Par ailleurs, ces «  salaires politiques » ne contribuaient nullement au renforcement du pouvoir d'achat de la population, car ils étaient systématiquement  aspirés par le secteur privé à travers le marché informel dont les prix vont, selon les produits, jusqu'à 5 à 6 fois les prix administrés. Un paradoxe parmi d'autres qui caractérisait l'expérience algérienne du développement : des salaires distribués et protégés par les subventions des prix pour sauvegarder le pouvoir d'achat des couches sociales défavorisées, mais qui profitaient en premier lieu au secteur privé que l'Etat cherchait officiellement à limiter69.

Au terme de ce point consacré à la présentation des modes de régulation de l’économie administrée que l’Etat avait conçus comme le meilleur moyen de réaliser l’entreprise de modernisation, il nous reste à éclairer en quoi ce mode « choisi » était le reflet du volontarisme économique de l’Etat.

Il a été souligné que l’Etat avait opté pour la substitution des modes de régulation par le marché par la détermination administrative des grandeurs économiques commandant le flux et reflux des richesses matérielles et immatérielles investies et/ où à créer à partir de cet investissement.

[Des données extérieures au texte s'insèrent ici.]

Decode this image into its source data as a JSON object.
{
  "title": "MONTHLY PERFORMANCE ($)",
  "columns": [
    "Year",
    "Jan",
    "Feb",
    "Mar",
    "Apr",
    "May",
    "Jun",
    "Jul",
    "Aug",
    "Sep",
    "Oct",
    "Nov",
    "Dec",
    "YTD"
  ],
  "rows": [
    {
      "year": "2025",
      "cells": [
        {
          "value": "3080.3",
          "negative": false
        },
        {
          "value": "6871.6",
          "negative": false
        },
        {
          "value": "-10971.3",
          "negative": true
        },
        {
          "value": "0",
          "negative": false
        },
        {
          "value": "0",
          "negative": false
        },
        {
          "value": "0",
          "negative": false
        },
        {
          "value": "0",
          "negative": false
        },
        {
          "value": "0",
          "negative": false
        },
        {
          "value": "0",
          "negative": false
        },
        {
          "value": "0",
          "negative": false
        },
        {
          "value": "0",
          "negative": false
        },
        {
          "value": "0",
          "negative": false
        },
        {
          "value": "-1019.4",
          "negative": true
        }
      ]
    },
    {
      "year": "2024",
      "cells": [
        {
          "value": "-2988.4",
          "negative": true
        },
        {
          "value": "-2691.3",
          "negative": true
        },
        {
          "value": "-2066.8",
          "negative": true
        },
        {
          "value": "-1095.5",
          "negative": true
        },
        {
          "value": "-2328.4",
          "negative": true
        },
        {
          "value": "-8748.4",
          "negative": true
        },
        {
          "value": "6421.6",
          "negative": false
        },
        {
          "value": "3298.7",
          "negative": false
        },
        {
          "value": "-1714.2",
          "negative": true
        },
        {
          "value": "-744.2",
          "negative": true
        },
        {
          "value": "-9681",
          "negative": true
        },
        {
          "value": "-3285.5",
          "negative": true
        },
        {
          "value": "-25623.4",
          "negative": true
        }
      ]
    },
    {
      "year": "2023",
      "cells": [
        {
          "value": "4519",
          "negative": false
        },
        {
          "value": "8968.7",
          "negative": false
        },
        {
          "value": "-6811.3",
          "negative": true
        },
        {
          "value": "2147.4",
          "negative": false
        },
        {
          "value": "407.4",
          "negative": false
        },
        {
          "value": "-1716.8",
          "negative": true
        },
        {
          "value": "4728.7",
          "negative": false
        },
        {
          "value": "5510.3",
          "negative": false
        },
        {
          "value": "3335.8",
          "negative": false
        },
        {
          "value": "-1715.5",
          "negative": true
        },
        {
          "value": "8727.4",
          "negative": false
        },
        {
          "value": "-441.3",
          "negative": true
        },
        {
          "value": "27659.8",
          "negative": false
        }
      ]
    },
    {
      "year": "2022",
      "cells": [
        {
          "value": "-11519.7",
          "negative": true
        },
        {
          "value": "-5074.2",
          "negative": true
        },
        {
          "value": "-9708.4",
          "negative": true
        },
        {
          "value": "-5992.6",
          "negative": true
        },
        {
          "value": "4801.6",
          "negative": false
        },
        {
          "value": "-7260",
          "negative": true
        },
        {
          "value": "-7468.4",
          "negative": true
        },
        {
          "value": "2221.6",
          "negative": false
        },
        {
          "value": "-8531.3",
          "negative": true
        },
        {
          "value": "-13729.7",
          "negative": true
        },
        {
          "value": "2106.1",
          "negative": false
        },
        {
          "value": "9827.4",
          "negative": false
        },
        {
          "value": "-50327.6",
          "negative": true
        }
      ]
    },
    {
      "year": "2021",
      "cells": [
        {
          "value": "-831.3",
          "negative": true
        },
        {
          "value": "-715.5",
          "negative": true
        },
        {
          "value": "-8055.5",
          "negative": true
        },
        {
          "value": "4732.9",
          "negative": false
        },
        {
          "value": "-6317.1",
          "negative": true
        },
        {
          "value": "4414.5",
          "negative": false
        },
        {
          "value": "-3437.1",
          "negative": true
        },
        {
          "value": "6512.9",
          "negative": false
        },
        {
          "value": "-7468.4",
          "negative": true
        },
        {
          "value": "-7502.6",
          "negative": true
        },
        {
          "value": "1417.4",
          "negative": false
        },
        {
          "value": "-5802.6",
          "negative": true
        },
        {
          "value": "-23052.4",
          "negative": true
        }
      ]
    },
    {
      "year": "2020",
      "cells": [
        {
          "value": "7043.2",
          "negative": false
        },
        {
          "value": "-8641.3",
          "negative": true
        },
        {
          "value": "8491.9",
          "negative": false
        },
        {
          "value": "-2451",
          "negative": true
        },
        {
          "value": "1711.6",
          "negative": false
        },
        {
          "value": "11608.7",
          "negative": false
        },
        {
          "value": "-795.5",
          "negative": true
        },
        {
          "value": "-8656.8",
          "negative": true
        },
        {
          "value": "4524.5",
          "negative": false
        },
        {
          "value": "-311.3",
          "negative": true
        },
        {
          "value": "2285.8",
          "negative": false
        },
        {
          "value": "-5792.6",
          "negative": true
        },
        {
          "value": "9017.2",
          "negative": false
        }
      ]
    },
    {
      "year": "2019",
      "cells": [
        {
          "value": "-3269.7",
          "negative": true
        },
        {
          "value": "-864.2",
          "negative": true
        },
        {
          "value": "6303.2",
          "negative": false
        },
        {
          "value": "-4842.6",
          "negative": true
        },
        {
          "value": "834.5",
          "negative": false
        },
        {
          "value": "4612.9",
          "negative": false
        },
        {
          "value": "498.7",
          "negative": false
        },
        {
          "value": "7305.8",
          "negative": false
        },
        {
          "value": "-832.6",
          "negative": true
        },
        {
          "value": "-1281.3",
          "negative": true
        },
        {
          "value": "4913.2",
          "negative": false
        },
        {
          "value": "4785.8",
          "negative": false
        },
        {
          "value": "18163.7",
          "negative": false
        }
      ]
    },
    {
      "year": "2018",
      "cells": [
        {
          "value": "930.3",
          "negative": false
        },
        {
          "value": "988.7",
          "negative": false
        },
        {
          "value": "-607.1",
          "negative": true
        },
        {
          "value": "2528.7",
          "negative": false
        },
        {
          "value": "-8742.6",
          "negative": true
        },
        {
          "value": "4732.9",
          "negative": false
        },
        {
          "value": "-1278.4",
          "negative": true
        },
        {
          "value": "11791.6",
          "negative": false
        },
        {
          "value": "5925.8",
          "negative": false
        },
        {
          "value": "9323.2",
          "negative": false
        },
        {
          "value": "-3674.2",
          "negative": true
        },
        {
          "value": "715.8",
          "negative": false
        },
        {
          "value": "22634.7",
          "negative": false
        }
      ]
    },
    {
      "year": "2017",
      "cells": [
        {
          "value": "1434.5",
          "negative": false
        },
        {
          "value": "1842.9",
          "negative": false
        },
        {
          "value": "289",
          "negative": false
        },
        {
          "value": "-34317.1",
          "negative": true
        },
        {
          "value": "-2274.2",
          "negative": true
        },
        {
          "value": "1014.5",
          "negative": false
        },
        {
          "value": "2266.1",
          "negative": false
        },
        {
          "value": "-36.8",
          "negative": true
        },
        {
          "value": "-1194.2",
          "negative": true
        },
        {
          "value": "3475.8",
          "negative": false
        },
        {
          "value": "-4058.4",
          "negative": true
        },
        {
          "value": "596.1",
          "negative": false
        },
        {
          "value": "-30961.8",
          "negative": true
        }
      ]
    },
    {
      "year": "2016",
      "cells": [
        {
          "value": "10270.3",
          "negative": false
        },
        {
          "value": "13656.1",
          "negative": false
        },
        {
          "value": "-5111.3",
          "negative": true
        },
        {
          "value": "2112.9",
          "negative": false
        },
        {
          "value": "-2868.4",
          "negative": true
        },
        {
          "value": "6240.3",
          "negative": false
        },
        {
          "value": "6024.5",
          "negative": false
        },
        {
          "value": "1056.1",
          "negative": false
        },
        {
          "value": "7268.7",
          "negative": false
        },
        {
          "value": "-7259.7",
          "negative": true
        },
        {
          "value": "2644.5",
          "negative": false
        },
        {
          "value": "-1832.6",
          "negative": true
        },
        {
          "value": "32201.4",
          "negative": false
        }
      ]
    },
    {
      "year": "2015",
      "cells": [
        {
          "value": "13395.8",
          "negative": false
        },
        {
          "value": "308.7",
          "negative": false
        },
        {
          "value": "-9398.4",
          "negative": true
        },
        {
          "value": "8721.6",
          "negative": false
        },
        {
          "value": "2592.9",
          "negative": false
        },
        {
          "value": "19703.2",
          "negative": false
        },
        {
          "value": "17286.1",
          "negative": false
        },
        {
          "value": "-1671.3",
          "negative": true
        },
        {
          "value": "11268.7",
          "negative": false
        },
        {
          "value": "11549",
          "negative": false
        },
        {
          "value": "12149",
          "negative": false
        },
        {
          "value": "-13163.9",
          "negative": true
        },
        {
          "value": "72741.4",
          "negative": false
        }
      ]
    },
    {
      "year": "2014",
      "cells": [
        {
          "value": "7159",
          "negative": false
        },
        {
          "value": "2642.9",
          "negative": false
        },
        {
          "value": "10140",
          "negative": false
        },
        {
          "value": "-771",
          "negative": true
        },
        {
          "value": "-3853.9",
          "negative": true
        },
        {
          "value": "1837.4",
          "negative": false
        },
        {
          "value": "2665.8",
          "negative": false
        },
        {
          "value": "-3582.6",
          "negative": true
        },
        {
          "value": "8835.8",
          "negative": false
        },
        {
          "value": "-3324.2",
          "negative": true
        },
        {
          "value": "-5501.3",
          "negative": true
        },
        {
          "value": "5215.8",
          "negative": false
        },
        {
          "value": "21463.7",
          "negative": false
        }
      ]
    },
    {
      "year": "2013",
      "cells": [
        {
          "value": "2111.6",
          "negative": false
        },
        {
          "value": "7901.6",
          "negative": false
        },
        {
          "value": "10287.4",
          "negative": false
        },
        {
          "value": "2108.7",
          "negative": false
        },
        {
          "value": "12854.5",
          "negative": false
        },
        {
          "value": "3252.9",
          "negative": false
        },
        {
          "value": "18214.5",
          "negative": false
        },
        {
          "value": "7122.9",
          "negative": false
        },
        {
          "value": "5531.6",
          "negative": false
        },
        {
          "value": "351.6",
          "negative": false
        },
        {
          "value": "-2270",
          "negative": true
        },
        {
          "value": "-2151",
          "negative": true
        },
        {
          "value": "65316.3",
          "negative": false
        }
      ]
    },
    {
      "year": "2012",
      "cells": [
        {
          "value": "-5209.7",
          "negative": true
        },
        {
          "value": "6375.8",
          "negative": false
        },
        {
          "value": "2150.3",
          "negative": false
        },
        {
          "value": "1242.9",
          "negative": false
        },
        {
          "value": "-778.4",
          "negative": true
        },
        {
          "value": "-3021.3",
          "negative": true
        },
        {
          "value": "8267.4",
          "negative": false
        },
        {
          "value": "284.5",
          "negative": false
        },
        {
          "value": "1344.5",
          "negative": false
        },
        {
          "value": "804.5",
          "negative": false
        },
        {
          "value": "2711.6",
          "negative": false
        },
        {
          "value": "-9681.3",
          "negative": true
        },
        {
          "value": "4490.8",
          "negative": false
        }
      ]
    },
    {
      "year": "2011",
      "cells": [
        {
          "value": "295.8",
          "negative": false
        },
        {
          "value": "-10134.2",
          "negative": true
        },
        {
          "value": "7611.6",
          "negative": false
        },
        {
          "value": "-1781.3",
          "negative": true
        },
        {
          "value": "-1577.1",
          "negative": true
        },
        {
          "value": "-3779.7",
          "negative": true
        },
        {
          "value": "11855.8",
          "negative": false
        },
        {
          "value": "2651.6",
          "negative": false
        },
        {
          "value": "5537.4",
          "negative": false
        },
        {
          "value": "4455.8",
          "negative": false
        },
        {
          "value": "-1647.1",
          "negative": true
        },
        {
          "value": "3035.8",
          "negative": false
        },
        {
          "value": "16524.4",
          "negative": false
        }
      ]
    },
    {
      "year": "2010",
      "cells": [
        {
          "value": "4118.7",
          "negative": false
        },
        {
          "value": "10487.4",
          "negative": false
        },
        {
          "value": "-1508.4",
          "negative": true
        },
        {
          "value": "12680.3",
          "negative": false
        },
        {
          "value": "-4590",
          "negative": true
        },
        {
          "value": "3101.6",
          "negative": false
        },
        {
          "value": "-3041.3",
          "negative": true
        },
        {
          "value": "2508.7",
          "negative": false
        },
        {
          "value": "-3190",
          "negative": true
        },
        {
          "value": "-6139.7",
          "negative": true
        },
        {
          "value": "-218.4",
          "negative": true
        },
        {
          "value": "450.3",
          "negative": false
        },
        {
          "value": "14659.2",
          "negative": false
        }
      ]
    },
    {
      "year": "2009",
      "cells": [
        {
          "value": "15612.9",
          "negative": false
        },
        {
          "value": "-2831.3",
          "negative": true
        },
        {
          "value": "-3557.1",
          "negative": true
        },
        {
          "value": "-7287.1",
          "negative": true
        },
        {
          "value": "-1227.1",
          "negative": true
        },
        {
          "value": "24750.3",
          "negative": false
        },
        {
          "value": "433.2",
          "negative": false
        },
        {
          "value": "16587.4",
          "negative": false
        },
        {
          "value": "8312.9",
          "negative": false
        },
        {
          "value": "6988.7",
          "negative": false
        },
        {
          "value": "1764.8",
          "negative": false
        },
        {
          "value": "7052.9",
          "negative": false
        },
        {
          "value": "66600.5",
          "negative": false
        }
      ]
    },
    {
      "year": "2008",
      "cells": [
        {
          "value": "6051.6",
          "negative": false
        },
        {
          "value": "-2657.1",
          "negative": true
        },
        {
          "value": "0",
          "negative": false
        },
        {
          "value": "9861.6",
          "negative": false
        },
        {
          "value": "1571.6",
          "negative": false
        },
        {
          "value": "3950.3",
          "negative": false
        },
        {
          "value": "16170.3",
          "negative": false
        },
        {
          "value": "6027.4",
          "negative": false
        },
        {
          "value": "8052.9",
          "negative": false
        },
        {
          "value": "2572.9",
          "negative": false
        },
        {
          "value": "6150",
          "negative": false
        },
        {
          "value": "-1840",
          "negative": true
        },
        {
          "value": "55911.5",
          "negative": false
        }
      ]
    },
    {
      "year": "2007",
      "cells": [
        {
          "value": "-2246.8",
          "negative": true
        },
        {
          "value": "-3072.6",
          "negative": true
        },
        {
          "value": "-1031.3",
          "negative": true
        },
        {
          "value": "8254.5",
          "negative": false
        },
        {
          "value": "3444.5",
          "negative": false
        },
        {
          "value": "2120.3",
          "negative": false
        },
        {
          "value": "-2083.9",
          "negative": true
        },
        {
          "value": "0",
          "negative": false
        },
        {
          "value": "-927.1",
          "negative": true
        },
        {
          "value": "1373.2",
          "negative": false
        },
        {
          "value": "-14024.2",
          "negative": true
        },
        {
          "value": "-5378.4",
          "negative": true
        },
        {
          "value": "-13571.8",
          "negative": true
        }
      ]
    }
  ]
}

Cette démarche est en elle-même l’expression d’un volontarisme étatique voulant contrôler le système de prix en le soumettant aux décisions administratives émanant de l’autorité politique. A travers son acharnement à contrôler les prix, l’Etat exprimait une volonté de se soustraire aux lois de l’économie politique. A ce propos Y. Benabdellah souligne : « on peut se rendre compte de l’existence d’un volontarisme en analysant le discours économique officiel qui fustige toutes les initiatives relevant de la rationalité économique et d’un souci pour contenir à un niveau acceptable de la dépense vis à vis de la rente et de la dette » 70 .Afin d’illustrer ses propos, l’auteur cite, entre autres, les déclarations de B. Abdeslam, ministre de l’Industrie durant les années 1970. Ce dernier déclarait en effet : «  Nous nous sommes trouvés en opposition complète avec la démarche du plan qui continuait à raisonner selon les termes de l’économie classique : revenus, épargne consommation, etc. ».  En avançant que « pour freiner l’élan de développement, le plan a commencé à plaider la théorie des équilibres globaux ; ensuite celle du déséquilibre entre l’industrie et les autres secteurs » 71 . Ces citations d’un ministre dont le poids politique fut sans commune mesure durant les années 1970 - d’ailleurs surnommé le père de l’industrialisation algérienne- sont assez révélatrices des représentations économiques des dirigeants et leurs conceptions de la gestion des affaires publiques en général et celle de l’économie en particulier. Le volontarisme qui est à la base des pratiques économiques de l’Etat était un sous produit du nationalisme qui caractérisait le mouvement national algérien.

Notes
67.

L’article 128 de la loi portant sur le Statut Général du Travail SGT stipule clairement que «  le niveau et l’éventail des salaires ainsi que le niveau de la masse des salaires sont liés aux impératifs de développement, aux objectifs économiques, culturels et sociaux fixés par la planification, à l’évolution de la production et de la valeur ajoutée ainsi qu’à une politique de juste répartition du revenu national et aux effets de la croissance économique »

68.

Charte et ordonnance du 16.11.1971  portant sur la Gestion Socialiste des Entreprises (SGE), Ministère l’information Alger 1972.

69.

Un paradoxe parmi d’autres qui caractérise l’économie administrée par l’Etat rentier. Nous reviendrons sur cet aspect dans les pages qui suivent et tout au long du chapitre prochain consacré aux contradictions de l’économie administrée.

70.

Y. Benabdallah, Economie rentière et surendettement, Thèse Doctorat Lyon II, 1999. p. 22.

71.

Voir Y. Benabdellah, Economie rentière te surendettement, Op.cit. p. 223.